Unfortunately that was just the start. They got down to some serious drinking and some bright spark suggested a game of “Kelly’s Eye”. One of the group, sitting in the window seat (which is important) would call out weakly for a stewardess (and they were generally female in those days. Somehow the game wouldn’t have the same appeal these days as there are often males in the flight crew). When the stewardess arrived and asked what was wrong, the occupier of the window seat would mumble incoherently in reply. So she’d lean forward, cocking
an ear to hear what he was trying to say. He’d groan something equally unintelligible under his breath. Keen to do her duty and help an ostensibly sick passenger, she’d lean further forward, now almost prone across the aisle seat. He’d gasp helplessly. And what the hapless stewardess took to be the whimper of a seriously ill man was actually the strain of stifled laughter – because the further she stretched over, the higher up her thighs her skirt would ride and the better the view for the rest of the group, ogling enthusiastically from behind. I don’t think the name of the game needs any further explanation! And from there things went downhill fast. Halfway into the flight the members of the band were considerably higher than the plane that carried them. Their raucous laughter and shouting – screaming even – were getting out of control. And it was out of order. It was time, I decided, to draw the line – not the kind of line usually associated with rock stars, but it certainly got right up their noses! Ironically, the relative newcomer to rock, Tony Newman, was by far the most obnoxious of the four. So I decided to single him out and make an example of him. I laid my cards on the table to see if he’d call my bluff (and it really, really, was not a bluff!).

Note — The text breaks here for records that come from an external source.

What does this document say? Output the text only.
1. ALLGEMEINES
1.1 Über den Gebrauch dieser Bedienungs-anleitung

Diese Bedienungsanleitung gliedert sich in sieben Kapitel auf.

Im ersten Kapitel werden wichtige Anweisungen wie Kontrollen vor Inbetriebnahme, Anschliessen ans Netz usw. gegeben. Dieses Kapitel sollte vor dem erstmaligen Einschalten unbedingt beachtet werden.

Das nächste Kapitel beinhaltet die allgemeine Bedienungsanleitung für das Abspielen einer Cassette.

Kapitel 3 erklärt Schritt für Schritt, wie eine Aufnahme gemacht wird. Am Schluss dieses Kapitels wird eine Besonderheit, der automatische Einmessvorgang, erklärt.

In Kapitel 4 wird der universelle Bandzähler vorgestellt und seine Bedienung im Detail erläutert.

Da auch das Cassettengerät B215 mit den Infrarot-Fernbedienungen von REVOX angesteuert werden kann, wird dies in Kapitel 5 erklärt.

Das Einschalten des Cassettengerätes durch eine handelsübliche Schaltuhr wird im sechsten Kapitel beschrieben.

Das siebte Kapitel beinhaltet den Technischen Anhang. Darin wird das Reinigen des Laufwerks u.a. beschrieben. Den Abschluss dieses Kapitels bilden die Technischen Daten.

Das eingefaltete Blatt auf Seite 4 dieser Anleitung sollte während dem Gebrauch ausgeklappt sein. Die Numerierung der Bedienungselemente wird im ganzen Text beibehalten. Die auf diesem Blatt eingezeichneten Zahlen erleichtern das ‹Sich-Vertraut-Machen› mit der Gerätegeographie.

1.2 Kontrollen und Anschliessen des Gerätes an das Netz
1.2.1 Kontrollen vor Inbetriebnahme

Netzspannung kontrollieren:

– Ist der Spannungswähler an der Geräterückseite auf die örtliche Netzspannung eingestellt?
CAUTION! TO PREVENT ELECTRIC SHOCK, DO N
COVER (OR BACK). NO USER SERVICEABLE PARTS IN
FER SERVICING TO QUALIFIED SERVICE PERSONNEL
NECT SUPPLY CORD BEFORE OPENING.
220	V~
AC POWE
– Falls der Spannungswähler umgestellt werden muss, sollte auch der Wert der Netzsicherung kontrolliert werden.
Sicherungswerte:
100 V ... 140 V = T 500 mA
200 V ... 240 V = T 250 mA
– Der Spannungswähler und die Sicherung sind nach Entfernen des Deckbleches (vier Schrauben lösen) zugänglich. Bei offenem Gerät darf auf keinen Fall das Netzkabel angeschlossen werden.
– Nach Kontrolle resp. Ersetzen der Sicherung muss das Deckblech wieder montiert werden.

I lunged across the aisle and loomed over the back of his seat – and my face was right in his face, livid with pent-up fury. The hearty guffawing instantly shrivelled to the sheepish titter of chastised schoolboys (or boy scouts).
“Listen, you!” I roared at the top of my voice, “Two of us can play this game – and I don’t mean Kelly’s bleedin’ Eye! We can do this tour two ways. I could make it hard for you – really hard – or … we could learn to work together!”
It worked. I suppose that when my words sunk in they thought about just how unpleasant I could make their life on the road – how their post-gig sexual and chemical proclivities could be curtailed by a martinet of a road manager bent on laying down the law to the letter of their contracts. They had little option but to toe the line for a while. I’d made my point – and made my mark. Temporarily at least, I’d tamed the wildest of party animals and for the rest of the tour the Jeff Beck Group were, if not exactly model citizens, admirably civilized. They’d learnt a valuable lesson from that little contretemps – and more importantly, so had I.